Я ненавижу это, и я ненавижу его.
— Всегда, — страстно отвечаю я. — И ты не только напоминаешь мне его. Ты — это он. Просто в другом теле.
— Вовсе нет, милая. Совсем нет.
Легкий след меланхолии окрашивает его тон. Меланхолии, тоски и сожаления. Мы смотрим друг на друга в кричащей тишине так долго, что становится невыносимо. Я отвожу взгляд, пытаясь отдышаться.
— Это платье ты надела, чтобы тоже наказать меня, не так ли? Специально без бра, чтобы я видел то, что никогда не получу? То, что ты знаешь, насколько я жажду, но ты не хочешь мне дать?
Я закрываю глаза. У меня начинают дрожать руки.
— Прекрати.
Он продолжает, и в его голосе все та же нежная ласка.

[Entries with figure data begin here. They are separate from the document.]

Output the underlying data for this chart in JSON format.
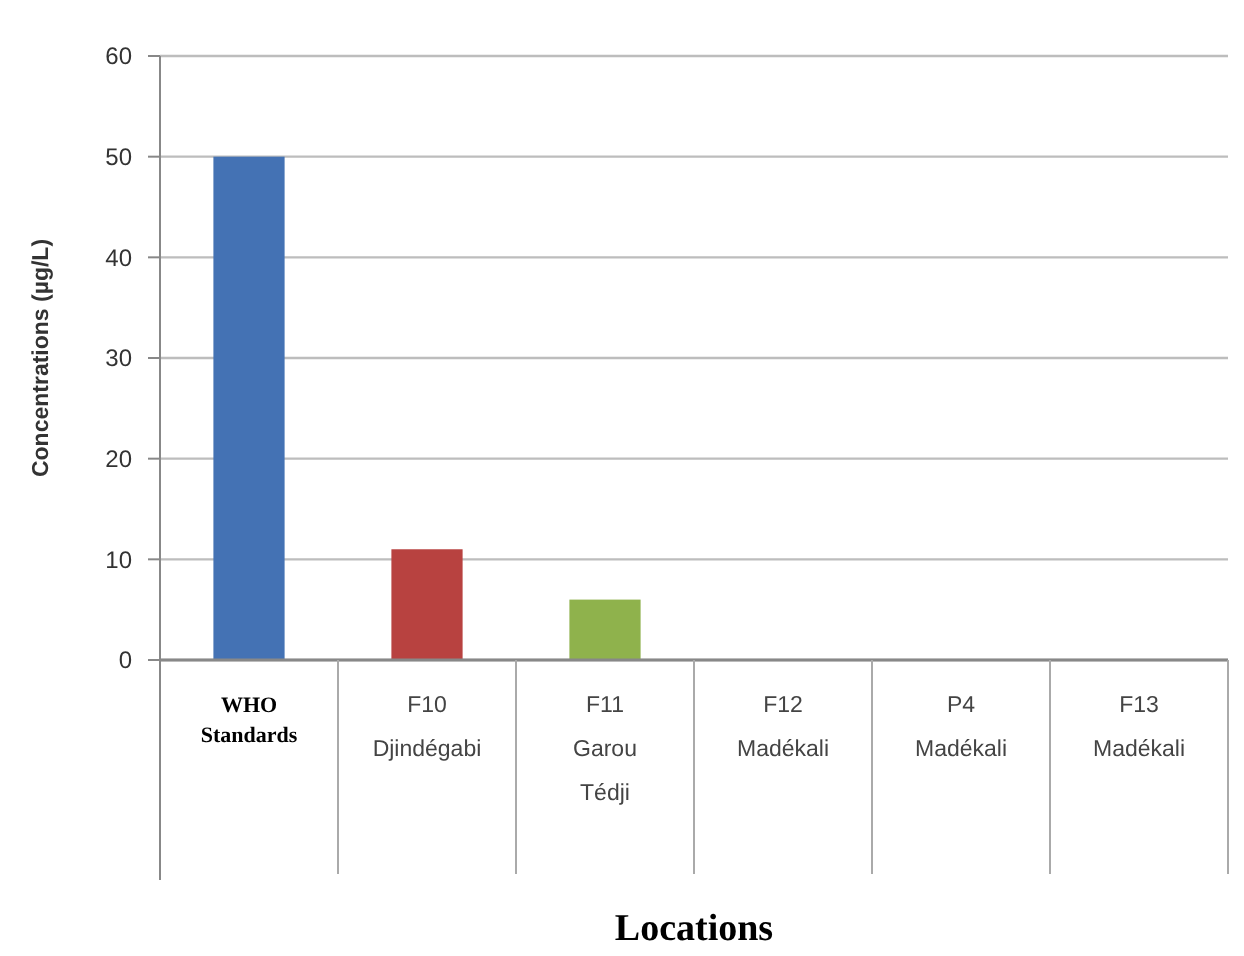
{
  "chart_data": {
    "type": "bar",
    "xlabel": "Locations",
    "ylabel": "Concentrations (µg/L)",
    "categories": [
      "WHO\nStandards",
      "F10\nDjindégabi",
      "F11\nGarou\nTédji",
      "F12\nMadékali",
      "P4\nMadékali",
      "F13\nMadékali"
    ],
    "values": [
      50,
      11,
      6,
      0,
      0,
      0
    ],
    "colors": [
      "#4472b4",
      "#b84240",
      "#8fb24c",
      "#8fb24c",
      "#8fb24c",
      "#8fb24c"
    ],
    "ylim": [
      0,
      60
    ],
    "yticks": [
      0,
      10,
      20,
      30,
      40,
      50,
      60
    ],
    "grid": "y"
  }
}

— Я знаю, что так и есть. И приму это. Какое бы наказание ты ни назначила, я приму все, милая. Потому что уверен, что как только мы преодолеем твой гнев и ты отдашь мне всю себя, это будет стоить каждой пинты крови, которую тебе нужно было из меня выпить.
Я открываю глаза и смотрю на него с яростью, которая нагревает каждое мое нервное окончание и разливается по моим венам.